For the third season (or "series," if you prefer) of "Jonathan Creek," writer David Renwick would slide further away from the locked room mysteries on which the title character thrived. And for good reason: the show was already dependent on a set formula, and rather than dry out the formula completely by rehashing the same conundrum six more times, Renwick would steer his intrepid investigators toward other mystery delights, mainly the (seemingly) paranormal.
Originally airing on the BBC from November 1999 to January 2000, the six episodes of season three provided further changes for Jonathan (still played by Alan Davies) and partner/almost-romantic interest Maddie Magellan (Caroline Quentin). Here, the duo have become moderately famous for their investigative collaborations, having co-authored a hit book on their impossible mysteries. This fame allows Jonathan to come out of his shell - he's no longer as much of a socially awkward recluse - while also allowing Renwick a broader range of excuses for Jonathan and Maddie to get involved in new adventures (as fame brings new invitations from strangers).
Not changing is the chemistry between the two stars. The will-they-won't-they aspect of the Jonathan-Maddie relationship comes to a head, although in the most wonderfully frustrating manner (perfect for the show), thus keeping the sexual tension fresh, long after it should've gotten stale. The lightness of the characters remains, with sly comedy carrying us through the heavy mystery.
And those mysteries benefit from a shift in Renwick's designs. This time out, he's not afraid to tiptoe through what appears to be "X-Files" territory: we get aliens and psychics and ghosts. Or do we?
The season starts off with "The Curious Tale of Mr.
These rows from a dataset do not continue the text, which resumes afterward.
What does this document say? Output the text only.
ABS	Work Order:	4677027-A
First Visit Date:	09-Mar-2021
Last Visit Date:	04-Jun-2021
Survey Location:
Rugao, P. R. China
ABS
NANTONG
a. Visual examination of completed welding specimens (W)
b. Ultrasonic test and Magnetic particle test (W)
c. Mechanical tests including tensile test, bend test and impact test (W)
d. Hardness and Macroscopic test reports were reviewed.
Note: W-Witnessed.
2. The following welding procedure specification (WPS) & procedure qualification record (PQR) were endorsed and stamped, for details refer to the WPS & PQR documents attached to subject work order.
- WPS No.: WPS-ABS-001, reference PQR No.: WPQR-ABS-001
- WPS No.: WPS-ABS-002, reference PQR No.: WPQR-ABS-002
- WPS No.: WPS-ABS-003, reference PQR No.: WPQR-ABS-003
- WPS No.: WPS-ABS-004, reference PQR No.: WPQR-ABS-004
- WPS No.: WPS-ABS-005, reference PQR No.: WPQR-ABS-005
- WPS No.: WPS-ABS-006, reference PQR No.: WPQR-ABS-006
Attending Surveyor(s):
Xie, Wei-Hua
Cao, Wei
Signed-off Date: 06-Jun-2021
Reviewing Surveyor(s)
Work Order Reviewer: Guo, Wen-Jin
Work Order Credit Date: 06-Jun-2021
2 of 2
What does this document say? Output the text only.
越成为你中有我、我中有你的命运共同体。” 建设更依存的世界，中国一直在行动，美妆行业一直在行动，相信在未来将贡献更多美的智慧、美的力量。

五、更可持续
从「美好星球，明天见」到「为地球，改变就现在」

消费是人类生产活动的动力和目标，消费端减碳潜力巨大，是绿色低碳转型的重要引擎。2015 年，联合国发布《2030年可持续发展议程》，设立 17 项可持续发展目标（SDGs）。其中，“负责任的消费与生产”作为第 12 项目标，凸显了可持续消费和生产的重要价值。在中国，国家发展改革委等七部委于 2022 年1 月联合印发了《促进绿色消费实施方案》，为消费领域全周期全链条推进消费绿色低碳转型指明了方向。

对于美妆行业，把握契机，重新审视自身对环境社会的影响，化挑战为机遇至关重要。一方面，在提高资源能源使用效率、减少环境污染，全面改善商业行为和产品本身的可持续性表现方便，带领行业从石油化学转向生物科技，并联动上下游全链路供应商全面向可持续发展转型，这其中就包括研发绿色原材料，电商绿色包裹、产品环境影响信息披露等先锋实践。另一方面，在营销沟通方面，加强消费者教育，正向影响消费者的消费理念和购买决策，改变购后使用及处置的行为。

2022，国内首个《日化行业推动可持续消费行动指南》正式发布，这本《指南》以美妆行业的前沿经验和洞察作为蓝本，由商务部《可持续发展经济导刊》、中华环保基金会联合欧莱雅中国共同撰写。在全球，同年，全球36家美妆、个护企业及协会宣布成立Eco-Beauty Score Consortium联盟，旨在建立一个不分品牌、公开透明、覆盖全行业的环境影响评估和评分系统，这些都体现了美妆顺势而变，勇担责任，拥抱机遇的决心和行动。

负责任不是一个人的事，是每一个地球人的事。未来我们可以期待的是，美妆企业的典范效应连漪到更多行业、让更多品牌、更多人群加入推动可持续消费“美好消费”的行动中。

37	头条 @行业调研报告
Spearfish," in which a young husband believes himself to be immortal after making a deal with the devil himself. In "The Eyes of Tiresias," an elderly lady is convinced her dreams can reveal the future. Both stories lead to predictable clarifications of real-world coincidence and trickery ("predictable" not in that we can guess the ending early, but we know Jonathan will debunk any paranormal explanations), yet even though we know where Jonathan's deductions will lead us, the journey's still plenty fun - more so thanks to lively character work that leaves the story just as intriguing without the mystery.
The two midseason episodes, "The Omega Man" and "Ghosts Forge," are the weakest of the bunch. Again, they deal in fascinating set-ups and clever character work (not to mention, in the case of "Ghosts Forge," a mystery-within-a-mystery involving Maddie's own attempts at magic), but their solutions fail them. "The Omega Man," in which an alien fossil disappears from a locked box, takes too long to get to its too obvious solution, while "Ghosts Forge" relies too heavily on a plot twist too far out of left field. In both cases, the ride is enjoyable, but the destination lacks a certain punch.
Our final stories, "Miracle in Crooked Lane" and "The Three Gamblers," both benefit from cracking head-scratchers, involving guest characters, and the right mix of eccentric humor and devilish morbidity. "Crooked Lane" is boosted by the presence of a Jonathan wannabe (Tom Goodman-Hill), which allows the show to poke fun at itself. Meanwhile, "The Three Gamblers," which involves a decomposing corpse that may have moved on its own, aims for genuine frights, and achieves them.
"Jonathan Creek" would not return to British airwaves until a Christmas special in 2001. Quentin opted not to return to the show, which has aired seven more stories sporadically ever since. Sadly, her absence leaves the series without proper closure for the Jonathan-Maddie relationship.
BBC Video collects all six episodes for their two-disc "Jonathan Creek: Season Three" release. Disappointingly, the 90-minute Christmas special from 1998, set between seasons two and three, is not included here.
The two discs are housed in a single-wide keepcase with a hinged tray. The episodes included are:
Disc One: "The Curious Tale of Mr. Spearfish," "The Eyes of Tiresias," and "The Omega Man."
Disc Two: "Ghosts Forge," "Miracle in Crooked Lane," and "The Three Gamblers."
Video & Audio
In an upgrade from the letterbox presentation of season two, season three comes to us in 1.78:1 anamorphic widescreen. The image quality varies greatly due to source issues: daytime scenes are sharp and colorful, while darker scenes are overloaded with grain and visual muddiness. Black levels are weak throughout.
The Dolby stereo mix is adequate for a show of this sort, with clean dialogue and crisp music. Optional English subtitles are provided.
None, except for a few BBC previews that play as the discs load.
The paranormal themes show a strong desire from Renwick to avoid a batch of more-of-the-same, and while his solutions vary in enjoyability from episode to episode, the character work and the sheer sense of fun makes this third go around still quite worth it. Recommended.